Vivimos del recuerdo vivo de Jesús. El ser humano vive de lo que recuerda, de lo que guarda en su corazón. Por eso es importante la memoria: porque lo que no se recuerda, ya no existe. El Espíritu Santo mantiene en nosotros la memoria de Jesús, que es lo mismo que decir, mantiene a Cristo vivo, actuante en la vida de los que siguen sus enseñanzas. Por eso lo reconocemos en la fuerza interior que da dinamismo al mundo, que no ceja de empujar para que todo crezca y se multiplique la vida, que alienta todo el despliegue histórico en dirección del amor, la justicia, la paz y el bien en su plenitud.

Según san Pablo, “los frutos del Espíritu son amor, alegría, paz, tolerancia, amabilidad, bondad, fe, mansedumbre y dominio de sí mismo” (Gal 5,22s). Así sabemos que es propio del Espíritu del Señor darnos paz, confianza, libertad y amor sincero; y que todo espíritu de inquietud, de división, de estrechez de miras y amargura no procede de él, sino de nuestra confusión interior o de la oscuridad del mundo.

El Espíritu Santo es consolador: está con quien se siente solo y da fuerza para enfrentar la desolación, la sequedad y el sentimiento de impotencia. Espíritu de vida, nos hace crecer en fe, esperanza y amor, en el servicio generoso y en la oración; ordena nuestro interior y aleja de nosotros la confusión, la inclinación a cosas bajas, la desconfianza y el sentimiento de estar lejos de Dios.

Sabemos, por eso, que ni siquiera en los momentos de mayor soledad y abandono, estamos dejados de la mano de Dios; pues, aun cuando no lo sintamos, el Espíritu Santo grita en nosotros: Abba, Padre. Intercede por nosotros con gemidos inexpresables. Nos consagra a Cristo, graba en nosotros el sello del amor de Dios y nos da la garantía de la vida eterna.
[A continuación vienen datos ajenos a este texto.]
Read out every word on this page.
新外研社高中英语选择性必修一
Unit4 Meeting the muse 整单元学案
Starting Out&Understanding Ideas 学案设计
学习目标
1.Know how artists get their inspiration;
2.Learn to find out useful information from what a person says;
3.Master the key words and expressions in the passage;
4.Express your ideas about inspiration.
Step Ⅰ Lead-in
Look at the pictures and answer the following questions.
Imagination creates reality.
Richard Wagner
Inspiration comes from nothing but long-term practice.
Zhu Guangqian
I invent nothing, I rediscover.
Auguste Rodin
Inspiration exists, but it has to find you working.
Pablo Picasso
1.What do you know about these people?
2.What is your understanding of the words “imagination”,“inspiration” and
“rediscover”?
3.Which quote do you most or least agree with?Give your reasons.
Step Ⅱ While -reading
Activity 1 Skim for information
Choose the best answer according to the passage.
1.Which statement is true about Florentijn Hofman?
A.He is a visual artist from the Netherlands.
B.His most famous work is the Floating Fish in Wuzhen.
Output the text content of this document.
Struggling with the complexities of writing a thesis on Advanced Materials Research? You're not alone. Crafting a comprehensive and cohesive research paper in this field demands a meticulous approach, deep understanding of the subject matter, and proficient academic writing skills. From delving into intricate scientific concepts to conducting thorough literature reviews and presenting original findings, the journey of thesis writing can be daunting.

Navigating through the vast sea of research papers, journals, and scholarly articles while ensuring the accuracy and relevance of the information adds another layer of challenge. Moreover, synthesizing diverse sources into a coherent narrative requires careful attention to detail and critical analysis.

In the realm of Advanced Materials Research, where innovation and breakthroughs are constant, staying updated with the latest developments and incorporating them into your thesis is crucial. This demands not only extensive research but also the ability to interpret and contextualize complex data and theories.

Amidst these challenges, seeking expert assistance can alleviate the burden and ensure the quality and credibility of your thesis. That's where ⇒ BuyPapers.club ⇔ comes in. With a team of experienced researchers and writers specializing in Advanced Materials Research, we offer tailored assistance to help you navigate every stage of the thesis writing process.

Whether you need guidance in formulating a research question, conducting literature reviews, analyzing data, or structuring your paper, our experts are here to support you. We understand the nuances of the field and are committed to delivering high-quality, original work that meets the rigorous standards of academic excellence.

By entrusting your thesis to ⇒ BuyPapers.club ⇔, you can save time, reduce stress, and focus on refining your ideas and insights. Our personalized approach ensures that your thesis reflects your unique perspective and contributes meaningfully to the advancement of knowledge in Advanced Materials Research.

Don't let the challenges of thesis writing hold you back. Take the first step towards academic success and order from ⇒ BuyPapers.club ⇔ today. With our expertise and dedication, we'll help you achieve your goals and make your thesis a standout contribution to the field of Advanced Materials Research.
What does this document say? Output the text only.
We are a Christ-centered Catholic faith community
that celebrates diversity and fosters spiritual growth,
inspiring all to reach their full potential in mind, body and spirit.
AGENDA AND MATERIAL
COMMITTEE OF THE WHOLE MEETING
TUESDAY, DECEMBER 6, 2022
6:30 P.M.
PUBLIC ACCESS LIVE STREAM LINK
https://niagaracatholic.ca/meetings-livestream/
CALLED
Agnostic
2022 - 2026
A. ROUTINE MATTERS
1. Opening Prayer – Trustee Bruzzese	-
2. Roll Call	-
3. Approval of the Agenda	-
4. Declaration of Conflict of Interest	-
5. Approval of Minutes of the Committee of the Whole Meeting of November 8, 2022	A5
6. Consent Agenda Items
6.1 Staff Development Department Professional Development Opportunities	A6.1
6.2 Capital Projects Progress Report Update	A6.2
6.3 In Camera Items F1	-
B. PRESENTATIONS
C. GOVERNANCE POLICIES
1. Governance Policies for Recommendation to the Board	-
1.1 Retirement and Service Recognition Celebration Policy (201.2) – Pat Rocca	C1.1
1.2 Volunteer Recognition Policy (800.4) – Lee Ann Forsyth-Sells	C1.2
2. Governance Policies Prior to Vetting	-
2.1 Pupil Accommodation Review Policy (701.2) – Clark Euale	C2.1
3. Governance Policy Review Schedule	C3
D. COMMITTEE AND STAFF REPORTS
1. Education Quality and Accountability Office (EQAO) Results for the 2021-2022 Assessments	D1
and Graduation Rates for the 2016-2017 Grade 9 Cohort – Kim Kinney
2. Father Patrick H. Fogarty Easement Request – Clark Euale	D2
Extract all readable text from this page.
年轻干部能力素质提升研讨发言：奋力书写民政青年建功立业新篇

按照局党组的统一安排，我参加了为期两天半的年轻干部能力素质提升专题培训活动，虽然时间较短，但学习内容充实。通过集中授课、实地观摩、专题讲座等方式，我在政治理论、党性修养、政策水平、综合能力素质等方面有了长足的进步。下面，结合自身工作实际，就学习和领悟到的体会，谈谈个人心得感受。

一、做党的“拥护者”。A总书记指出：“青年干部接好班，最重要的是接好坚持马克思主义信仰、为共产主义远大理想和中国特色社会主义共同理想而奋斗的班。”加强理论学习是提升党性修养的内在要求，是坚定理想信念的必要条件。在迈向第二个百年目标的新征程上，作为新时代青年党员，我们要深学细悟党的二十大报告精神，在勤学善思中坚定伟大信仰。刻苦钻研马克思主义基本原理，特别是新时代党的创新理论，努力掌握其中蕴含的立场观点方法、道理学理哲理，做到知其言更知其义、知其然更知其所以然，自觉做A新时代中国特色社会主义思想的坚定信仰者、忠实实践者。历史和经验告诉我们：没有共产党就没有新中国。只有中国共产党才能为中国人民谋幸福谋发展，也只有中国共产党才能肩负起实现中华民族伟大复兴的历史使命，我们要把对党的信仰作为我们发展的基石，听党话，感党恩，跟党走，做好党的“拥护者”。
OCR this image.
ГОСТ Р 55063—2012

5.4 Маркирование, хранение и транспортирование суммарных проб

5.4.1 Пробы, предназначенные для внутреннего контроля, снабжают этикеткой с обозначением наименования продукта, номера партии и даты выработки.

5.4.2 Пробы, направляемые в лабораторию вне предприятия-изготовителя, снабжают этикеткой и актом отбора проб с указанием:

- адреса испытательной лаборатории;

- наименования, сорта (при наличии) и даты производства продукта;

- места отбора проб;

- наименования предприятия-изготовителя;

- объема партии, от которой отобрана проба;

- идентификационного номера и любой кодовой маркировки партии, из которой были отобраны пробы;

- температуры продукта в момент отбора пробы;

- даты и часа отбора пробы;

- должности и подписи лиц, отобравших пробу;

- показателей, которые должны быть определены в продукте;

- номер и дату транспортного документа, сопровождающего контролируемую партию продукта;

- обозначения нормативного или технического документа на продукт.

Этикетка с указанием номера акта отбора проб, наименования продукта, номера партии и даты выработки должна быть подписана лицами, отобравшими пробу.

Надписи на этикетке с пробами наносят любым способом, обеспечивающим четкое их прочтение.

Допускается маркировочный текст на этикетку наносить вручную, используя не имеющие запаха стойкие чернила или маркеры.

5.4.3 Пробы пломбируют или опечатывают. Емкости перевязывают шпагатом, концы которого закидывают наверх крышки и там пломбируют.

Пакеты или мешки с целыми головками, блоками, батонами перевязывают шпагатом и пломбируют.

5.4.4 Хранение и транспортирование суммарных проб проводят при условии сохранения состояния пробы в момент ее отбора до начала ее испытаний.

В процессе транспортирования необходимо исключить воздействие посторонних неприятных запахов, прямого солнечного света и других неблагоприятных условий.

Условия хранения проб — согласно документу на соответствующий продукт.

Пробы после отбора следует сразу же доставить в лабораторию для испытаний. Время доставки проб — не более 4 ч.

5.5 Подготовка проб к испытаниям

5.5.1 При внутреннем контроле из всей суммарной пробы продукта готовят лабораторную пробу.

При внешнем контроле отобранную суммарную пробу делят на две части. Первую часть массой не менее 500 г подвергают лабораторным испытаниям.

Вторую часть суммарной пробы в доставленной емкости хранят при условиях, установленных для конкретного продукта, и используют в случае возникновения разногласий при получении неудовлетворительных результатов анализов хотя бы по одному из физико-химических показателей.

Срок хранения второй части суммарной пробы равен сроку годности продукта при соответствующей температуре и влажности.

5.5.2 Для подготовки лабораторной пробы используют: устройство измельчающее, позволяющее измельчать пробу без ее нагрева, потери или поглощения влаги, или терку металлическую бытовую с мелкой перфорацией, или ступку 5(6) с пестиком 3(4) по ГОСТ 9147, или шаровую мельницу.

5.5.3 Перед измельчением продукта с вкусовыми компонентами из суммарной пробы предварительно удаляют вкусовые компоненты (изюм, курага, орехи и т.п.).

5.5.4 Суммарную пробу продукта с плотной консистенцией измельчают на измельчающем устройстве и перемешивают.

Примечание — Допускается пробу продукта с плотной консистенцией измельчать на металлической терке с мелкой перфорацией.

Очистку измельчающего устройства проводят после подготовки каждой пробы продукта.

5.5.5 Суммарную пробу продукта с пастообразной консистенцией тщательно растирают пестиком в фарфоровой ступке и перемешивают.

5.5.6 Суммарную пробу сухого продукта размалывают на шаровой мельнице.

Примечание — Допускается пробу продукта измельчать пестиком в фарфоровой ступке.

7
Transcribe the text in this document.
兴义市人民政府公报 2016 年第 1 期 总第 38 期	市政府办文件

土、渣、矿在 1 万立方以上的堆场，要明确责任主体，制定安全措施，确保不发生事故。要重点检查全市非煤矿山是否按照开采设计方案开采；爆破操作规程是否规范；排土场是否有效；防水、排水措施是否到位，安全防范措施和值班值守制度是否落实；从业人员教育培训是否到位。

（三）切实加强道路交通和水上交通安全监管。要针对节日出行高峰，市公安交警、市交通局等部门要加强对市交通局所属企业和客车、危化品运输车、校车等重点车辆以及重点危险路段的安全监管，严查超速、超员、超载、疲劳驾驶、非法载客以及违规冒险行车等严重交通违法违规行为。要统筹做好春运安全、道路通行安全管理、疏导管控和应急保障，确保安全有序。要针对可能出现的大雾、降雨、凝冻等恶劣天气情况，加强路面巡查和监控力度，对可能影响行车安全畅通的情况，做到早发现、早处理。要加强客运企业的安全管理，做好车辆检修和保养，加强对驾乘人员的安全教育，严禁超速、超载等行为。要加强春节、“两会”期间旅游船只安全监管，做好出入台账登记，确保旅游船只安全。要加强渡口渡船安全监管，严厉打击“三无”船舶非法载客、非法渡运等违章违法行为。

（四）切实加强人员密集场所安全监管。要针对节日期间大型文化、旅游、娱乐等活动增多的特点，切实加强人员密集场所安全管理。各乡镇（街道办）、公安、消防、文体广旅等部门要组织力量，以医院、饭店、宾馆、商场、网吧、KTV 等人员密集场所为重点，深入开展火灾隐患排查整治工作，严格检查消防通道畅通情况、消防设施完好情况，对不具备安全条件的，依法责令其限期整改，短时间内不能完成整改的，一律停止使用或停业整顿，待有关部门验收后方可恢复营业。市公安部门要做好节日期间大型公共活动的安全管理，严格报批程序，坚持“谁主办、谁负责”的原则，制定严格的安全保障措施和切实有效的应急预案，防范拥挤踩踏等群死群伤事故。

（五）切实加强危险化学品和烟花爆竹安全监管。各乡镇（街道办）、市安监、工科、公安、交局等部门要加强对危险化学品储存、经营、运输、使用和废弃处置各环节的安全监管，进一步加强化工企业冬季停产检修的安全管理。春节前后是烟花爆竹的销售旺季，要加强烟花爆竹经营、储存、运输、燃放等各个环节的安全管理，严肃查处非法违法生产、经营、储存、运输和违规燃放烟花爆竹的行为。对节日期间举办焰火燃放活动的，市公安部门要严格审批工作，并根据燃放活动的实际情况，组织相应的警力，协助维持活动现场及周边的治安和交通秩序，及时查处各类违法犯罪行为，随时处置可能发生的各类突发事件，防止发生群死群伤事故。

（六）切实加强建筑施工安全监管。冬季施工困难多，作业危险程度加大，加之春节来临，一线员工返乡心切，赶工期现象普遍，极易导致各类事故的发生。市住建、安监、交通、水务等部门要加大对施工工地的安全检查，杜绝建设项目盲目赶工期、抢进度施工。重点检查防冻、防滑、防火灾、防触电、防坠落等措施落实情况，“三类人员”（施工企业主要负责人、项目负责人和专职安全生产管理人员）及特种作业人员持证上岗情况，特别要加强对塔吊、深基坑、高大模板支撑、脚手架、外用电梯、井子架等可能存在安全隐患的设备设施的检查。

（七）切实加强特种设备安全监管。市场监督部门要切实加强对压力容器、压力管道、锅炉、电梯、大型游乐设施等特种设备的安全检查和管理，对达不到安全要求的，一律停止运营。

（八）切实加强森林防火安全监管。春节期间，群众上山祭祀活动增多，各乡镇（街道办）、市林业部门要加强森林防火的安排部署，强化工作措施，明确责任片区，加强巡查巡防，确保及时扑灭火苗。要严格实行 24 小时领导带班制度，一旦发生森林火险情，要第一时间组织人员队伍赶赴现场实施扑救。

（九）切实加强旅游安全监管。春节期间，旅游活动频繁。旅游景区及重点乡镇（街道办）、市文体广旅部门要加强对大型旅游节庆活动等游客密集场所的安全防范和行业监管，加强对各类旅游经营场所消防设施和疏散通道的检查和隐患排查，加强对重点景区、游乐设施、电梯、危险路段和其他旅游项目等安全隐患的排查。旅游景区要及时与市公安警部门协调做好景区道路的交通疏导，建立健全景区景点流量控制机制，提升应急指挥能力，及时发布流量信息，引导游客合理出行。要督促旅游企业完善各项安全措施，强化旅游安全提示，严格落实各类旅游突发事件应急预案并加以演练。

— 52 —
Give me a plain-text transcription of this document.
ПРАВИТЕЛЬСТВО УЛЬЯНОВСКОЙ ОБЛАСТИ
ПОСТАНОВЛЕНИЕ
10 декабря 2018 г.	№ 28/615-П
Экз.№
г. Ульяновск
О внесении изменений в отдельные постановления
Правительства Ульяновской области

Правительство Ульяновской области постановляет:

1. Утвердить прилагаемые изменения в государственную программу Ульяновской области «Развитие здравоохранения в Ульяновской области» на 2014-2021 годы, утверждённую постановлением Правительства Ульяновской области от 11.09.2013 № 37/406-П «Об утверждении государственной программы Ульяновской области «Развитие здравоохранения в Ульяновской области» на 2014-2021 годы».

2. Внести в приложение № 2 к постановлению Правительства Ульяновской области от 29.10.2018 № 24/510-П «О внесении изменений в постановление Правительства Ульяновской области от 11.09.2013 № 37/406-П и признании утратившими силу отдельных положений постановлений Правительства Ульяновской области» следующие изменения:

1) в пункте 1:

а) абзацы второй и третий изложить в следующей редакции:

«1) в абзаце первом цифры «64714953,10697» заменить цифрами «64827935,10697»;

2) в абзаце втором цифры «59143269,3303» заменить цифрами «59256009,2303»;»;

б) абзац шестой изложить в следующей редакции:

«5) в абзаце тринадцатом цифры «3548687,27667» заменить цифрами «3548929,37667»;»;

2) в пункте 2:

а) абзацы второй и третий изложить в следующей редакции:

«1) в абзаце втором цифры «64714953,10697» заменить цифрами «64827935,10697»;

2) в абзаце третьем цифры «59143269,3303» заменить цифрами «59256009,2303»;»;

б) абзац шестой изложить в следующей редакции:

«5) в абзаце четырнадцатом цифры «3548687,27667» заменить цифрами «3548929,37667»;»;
Actúa en lo íntimo de nosotros como anhelo insaciable de la felicidad propia del amor, como fuente de aguas vivas que brota en el corazón y salta hasta la vida eterna.

Por eso le pedimos desde el fondo del alma: Sí, ven Espíritu divino, llena los corazones de tus fieles y enciende en ellos el fuego de tu amor. Aclara nuestras mentes y afina nuestra capacidad espiritual para que sepamos discernir tus inspiraciones en nosotros mismos y en la historia que vivimos. Ven, huésped bueno del alma; danos tu luz, infunde calor y fervor a nuestra vida cristiana; haznos semejantes a Jesús.